Wednesday, August 20, 2008

Fascinated By Nikola Tesla

I often find myself reading about and researching historical figures that I find fascinating. No reason to do so. No quiz to study for. It's just that I firmly feel that continued self education is hugely important. Something that isn't important to many. You graduate from college and that's it. I know people who were better students than me that are dunces. They were able to cram the data the night before an exam, but didn't retain any of the valuable information.

(I wasn't a great student. Often bored. Disinterested. In fact, by my junior year of college I had figured out that if I went to class and kind of paid attention, then went to the study groups, I'd get a B on the exam. I didn't buy a textbook my last two years in college. That infuriated some of my classmates. There was no need to buy the book. More money to spend on basketball shoes. However, I regret this practice.)

Anyhoo, I obsess over continuing to learn as much as I can every day. There is no such thing as useless knowledge. Maybe it isn't integral that I know the address of Bob Dylan's first New York City apartment, but it isn't useless. (Bob lived in a studio flat at 161 West 4th Street.) So when there are historical figures that pop into my periphery, I research them. Sometimes it is those that influence me directly such as Mark Twain, Dashiell Hammett or Hunter Thompson. Sometimes it is those that are just plain fascinating like Billy the Kid, John Lennon, Sir Edmund Hillary, Jackie Robinson, Harry Houdini, Edgar Alan Poe or Jack the Ripper.

Lately, my reading has been directed towards the great inventor Nikola Tesla.

Tesla was a real life mad scientist. One of history's greatest minds, but his eccentricities often overshadowed his accomplishments. Nearly everyone walking down Amsterdam Avenue right now would recognize the name of Thomas Edison. A far smaller percentage would know Tesla's. Without Tesla's foresight and inventions we wouldn't have alternating current, wireless technology, radio, television, x-rays, lasers, particle beams and so on.

Here's a few juicy nuggets about Tesla.

* He had a photographic memory and spoke seven languages.

* One of his closest friends was Mark Twain. Twain would come to the laboratory to follow Tesla's experiments.

* As part of his showmanship, occasionally Tesla boasted about his inventions and stretched the truth a bit. His boasts led to the New York Times reporting in 1940 that Tesla was developing a "death ray" for airplanes. The article said the death ray could annihilate anything in the air for 250 miles. The death ray claim also led to a Superman short with a mad scientist named ... Tesla. People didn't sue as much in the 40's.

* He never cared about money and though he should have been rich, lack of attention to detail or paperwork left him broke quite often. He died destitute.

* Tesla most likely suffered from Obsessive Compulsive Disorder. He was a germaphobe. Wouldn't touch other people's hair. Disliked touching round objects. Was revolted by jewelry, especially pearl earrings. He also did things in threes.
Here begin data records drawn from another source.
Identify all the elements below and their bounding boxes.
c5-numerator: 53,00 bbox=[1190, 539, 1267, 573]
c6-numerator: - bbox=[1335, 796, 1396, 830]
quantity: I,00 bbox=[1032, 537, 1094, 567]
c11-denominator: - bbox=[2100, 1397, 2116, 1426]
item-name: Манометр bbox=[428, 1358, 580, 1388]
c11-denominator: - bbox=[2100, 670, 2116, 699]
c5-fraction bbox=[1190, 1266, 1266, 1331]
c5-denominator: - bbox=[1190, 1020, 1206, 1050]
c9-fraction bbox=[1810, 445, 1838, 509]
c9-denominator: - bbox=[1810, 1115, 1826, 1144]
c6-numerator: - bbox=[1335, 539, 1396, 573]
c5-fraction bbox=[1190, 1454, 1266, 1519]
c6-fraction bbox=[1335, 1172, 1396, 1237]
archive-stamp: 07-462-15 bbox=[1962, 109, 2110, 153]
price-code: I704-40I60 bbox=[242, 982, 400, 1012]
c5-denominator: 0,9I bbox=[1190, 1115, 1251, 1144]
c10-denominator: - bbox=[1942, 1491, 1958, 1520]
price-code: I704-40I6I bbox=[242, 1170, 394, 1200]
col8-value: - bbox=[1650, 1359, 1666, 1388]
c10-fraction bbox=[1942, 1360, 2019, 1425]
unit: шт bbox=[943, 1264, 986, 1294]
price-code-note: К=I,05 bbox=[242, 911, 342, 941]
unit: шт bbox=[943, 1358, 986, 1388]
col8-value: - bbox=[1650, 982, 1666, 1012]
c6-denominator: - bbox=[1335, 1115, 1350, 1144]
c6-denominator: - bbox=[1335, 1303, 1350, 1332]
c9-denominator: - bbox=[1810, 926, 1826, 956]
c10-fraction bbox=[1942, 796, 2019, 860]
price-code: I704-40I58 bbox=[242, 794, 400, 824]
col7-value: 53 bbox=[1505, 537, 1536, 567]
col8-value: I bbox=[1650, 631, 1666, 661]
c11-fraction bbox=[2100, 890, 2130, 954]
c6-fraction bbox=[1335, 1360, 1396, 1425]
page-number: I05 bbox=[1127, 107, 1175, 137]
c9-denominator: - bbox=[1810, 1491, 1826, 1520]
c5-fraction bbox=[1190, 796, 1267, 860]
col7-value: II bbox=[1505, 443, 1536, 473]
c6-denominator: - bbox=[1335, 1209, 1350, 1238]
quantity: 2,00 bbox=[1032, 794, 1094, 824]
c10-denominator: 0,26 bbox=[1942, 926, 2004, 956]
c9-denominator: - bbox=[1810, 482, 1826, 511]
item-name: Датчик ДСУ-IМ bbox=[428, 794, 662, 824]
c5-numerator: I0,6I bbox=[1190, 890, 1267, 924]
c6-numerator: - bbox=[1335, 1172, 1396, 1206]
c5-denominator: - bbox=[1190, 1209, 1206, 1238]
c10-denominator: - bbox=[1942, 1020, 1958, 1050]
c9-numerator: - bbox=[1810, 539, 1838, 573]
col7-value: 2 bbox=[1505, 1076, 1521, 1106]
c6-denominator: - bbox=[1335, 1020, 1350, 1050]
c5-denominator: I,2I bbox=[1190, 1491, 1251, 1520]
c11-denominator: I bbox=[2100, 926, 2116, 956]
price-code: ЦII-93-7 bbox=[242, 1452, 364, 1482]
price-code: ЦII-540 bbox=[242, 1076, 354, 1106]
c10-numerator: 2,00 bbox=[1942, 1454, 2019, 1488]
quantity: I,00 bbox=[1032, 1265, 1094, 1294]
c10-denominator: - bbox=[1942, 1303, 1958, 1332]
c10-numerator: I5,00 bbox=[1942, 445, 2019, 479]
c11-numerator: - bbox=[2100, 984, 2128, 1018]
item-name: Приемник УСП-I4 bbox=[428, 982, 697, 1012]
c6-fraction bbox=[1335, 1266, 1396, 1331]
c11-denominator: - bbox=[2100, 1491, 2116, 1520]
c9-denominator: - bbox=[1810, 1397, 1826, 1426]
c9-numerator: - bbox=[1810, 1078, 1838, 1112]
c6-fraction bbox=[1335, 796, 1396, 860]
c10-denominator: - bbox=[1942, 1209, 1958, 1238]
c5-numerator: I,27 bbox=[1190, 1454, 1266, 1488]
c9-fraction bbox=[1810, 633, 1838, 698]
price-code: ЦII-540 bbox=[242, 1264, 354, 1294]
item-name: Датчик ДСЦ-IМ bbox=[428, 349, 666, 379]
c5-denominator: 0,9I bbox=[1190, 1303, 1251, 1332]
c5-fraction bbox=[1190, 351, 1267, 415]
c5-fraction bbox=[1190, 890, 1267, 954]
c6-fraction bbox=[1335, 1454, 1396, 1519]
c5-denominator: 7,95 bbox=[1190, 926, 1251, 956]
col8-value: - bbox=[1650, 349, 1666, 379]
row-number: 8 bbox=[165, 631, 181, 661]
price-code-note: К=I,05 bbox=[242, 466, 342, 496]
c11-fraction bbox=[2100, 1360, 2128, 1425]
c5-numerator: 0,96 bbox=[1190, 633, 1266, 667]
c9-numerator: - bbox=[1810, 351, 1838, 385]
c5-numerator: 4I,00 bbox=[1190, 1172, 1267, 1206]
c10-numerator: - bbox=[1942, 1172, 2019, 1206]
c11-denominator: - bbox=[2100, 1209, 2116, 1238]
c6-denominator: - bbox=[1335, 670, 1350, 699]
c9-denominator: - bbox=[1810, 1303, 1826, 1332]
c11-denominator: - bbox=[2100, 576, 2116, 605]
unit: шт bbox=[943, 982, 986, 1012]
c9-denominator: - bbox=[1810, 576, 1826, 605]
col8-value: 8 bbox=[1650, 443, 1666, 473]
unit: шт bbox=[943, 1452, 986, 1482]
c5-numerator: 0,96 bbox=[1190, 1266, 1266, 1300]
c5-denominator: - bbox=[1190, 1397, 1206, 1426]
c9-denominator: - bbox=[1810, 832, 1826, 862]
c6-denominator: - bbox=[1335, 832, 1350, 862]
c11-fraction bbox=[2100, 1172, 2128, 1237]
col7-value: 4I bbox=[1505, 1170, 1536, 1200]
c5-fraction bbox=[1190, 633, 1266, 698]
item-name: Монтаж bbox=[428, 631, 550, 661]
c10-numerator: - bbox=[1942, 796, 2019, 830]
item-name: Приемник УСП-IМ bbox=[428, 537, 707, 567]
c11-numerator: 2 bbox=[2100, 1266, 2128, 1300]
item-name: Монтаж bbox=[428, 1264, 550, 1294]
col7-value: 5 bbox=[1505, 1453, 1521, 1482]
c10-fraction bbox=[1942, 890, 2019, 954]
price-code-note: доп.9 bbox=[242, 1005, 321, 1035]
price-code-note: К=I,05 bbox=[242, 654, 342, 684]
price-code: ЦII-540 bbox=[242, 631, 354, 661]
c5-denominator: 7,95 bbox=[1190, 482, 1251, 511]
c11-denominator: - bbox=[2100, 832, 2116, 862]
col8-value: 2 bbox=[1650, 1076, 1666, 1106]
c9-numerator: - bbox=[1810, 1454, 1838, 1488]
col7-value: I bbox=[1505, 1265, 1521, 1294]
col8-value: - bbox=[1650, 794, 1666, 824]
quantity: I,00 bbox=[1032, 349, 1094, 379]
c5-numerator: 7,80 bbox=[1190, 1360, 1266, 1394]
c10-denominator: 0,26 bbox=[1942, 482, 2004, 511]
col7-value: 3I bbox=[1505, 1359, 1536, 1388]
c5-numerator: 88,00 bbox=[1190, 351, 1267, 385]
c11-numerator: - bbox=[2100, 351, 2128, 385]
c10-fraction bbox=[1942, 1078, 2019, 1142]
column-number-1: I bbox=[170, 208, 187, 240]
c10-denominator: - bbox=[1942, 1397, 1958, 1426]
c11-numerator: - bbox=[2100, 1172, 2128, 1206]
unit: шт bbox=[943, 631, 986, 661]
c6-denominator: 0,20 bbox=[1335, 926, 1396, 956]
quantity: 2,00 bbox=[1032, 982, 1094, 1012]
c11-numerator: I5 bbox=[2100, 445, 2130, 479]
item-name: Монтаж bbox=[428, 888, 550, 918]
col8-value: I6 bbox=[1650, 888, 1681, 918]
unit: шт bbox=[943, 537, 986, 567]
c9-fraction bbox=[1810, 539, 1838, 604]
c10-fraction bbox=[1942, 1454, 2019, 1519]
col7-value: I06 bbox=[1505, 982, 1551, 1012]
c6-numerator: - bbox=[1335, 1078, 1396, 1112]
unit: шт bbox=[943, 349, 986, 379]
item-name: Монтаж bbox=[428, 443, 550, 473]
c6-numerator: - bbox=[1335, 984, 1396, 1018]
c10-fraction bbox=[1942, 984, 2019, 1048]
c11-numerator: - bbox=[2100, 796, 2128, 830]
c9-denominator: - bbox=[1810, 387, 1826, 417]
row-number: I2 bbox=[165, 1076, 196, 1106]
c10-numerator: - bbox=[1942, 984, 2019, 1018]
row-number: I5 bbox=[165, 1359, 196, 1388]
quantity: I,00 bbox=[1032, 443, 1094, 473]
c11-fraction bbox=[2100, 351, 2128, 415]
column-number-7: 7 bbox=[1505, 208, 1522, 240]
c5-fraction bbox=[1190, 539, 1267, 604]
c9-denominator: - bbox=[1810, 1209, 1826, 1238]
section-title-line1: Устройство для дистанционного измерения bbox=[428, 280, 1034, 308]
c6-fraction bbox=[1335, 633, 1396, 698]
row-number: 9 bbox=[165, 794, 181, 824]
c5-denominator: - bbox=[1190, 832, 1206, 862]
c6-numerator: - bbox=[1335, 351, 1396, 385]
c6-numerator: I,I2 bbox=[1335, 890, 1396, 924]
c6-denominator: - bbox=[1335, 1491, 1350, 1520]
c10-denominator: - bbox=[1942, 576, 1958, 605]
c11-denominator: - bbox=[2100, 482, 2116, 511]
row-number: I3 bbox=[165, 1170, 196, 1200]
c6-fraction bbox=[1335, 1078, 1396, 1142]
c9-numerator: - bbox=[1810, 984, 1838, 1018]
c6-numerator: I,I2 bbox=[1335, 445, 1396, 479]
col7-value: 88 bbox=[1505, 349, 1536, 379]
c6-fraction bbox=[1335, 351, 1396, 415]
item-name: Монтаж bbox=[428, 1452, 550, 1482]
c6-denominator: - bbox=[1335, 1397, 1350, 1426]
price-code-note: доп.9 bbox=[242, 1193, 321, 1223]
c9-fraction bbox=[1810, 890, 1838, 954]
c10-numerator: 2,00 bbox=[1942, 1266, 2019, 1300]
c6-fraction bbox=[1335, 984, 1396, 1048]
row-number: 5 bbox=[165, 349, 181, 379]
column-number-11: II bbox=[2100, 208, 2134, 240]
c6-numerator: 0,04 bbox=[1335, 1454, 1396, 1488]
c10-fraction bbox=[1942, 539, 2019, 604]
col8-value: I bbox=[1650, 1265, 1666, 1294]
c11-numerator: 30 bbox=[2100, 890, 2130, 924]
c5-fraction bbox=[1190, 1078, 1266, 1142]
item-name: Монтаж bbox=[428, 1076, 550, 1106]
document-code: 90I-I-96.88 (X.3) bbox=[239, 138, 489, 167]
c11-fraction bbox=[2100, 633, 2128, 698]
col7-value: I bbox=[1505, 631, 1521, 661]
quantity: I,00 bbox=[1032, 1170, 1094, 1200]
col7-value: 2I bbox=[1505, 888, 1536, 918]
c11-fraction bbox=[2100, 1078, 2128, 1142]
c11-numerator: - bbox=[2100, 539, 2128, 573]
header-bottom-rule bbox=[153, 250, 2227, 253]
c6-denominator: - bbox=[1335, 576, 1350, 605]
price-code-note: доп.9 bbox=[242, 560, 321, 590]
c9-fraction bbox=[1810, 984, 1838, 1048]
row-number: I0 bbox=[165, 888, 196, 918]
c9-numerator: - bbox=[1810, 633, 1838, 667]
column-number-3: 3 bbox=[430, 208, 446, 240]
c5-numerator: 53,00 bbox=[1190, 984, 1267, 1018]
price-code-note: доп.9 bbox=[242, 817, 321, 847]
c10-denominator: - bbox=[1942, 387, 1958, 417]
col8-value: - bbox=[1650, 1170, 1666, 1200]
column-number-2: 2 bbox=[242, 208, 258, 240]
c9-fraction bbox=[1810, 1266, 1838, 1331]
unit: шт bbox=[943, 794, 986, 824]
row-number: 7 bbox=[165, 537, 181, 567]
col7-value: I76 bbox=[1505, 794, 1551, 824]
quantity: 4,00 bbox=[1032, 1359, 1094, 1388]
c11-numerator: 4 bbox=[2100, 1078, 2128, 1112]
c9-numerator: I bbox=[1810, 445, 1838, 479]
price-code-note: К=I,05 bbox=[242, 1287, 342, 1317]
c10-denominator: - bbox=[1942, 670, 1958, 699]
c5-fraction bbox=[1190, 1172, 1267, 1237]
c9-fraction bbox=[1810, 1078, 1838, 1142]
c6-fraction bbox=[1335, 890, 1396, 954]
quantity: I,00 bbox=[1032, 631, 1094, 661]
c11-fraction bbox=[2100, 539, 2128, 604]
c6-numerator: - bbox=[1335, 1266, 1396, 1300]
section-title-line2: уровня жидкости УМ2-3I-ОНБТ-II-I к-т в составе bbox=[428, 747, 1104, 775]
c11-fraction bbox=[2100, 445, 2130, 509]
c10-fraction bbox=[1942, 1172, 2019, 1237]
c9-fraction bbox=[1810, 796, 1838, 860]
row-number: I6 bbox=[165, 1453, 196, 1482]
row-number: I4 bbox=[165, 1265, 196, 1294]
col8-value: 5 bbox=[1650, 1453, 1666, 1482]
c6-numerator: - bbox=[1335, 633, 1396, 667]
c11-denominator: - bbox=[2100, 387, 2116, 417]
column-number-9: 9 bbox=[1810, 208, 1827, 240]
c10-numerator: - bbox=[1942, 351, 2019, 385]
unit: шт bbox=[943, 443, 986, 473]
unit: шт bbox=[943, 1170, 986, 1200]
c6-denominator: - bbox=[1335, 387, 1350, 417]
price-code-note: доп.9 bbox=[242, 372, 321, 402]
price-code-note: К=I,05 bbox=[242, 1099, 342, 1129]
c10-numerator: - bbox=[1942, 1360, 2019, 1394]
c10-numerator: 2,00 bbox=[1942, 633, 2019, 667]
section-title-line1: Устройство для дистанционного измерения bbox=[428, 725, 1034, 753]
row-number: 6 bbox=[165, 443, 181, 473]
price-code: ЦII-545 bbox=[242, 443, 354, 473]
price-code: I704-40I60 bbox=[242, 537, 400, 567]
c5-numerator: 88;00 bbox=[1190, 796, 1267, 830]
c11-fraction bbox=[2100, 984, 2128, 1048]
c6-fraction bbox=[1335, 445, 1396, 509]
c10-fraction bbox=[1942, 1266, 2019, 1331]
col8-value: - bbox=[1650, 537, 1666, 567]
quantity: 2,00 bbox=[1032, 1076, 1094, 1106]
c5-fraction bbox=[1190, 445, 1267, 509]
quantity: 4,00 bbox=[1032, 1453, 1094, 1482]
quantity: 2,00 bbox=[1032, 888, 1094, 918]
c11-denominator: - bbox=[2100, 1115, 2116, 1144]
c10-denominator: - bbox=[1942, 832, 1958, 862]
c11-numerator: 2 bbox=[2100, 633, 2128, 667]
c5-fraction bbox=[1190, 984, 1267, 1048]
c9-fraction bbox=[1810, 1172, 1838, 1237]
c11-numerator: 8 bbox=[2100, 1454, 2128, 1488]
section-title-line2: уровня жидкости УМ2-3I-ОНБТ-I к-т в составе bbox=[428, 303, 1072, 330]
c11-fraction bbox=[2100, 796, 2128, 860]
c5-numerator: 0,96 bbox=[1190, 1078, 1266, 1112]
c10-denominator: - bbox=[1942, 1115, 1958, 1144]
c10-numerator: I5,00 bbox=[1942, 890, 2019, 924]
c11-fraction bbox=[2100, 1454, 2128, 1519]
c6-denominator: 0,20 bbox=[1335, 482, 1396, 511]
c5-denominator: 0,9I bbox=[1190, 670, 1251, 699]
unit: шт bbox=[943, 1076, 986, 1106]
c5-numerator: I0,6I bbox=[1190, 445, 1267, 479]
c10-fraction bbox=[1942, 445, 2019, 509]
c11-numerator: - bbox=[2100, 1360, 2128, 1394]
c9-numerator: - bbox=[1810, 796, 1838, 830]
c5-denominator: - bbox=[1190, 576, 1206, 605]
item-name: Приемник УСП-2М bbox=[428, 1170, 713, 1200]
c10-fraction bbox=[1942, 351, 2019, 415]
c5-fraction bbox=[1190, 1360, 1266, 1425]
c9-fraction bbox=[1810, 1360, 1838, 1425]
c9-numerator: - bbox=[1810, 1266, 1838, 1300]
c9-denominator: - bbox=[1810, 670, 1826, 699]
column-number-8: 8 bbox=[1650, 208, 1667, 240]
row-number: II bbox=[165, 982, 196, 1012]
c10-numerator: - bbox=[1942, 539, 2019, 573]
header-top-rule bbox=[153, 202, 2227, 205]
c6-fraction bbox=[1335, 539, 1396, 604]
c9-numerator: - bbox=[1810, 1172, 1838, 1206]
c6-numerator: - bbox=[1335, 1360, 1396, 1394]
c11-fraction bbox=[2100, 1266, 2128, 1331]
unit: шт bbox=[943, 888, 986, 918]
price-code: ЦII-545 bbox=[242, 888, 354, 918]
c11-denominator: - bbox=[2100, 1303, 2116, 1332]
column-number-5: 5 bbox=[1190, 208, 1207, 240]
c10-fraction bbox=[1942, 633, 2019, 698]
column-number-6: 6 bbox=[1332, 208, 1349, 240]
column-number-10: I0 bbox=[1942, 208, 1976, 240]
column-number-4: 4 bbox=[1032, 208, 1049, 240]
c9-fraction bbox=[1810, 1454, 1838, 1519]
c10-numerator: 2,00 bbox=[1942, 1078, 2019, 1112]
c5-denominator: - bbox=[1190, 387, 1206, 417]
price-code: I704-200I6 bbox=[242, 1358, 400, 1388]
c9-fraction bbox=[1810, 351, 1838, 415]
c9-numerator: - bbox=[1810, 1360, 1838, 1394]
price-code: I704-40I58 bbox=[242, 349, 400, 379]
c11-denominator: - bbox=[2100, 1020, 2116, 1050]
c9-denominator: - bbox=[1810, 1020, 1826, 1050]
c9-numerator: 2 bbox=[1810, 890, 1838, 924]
Tesla was obsessed with the number three. He insisted on staying in hotel rooms that were divisible by three. In fact, the last ten years of his life he lived here in Manhattan at the New Yorker Hotel. He lived on, and I swear I am not making this up, on the 33rd floor in suite #3327. It was there that he died on January 7th 1943.

* Another eccentric genius obsessed with the number three, Jack White, is a huge Nikola Tesla fan. In fact, the design for the never completed Wardenclyffe Tower currently adorns the White Stripes' website.

Jack even built a Tesla Coil. Well, in a movie he did.

I just felt like writing about Tesla because it makes me feel better.

Goodnight and good luck.

1 comment:

Anonymous said...

Good to know you found my blog. Although now that our blogs are linked I will now have to put a little effort into my writing.

Tesla has made a few pop culture appearances lately in "The Prestige" and in an episode of "Mythbusters" where they tested a mini earth quake machine of his and surprise, surprise, it started to work and creeped the Mythbusters out a little.

Also I like the Edward R. Murrow sign off. I took a course in Media History and chose to read a biography on him. Good Man.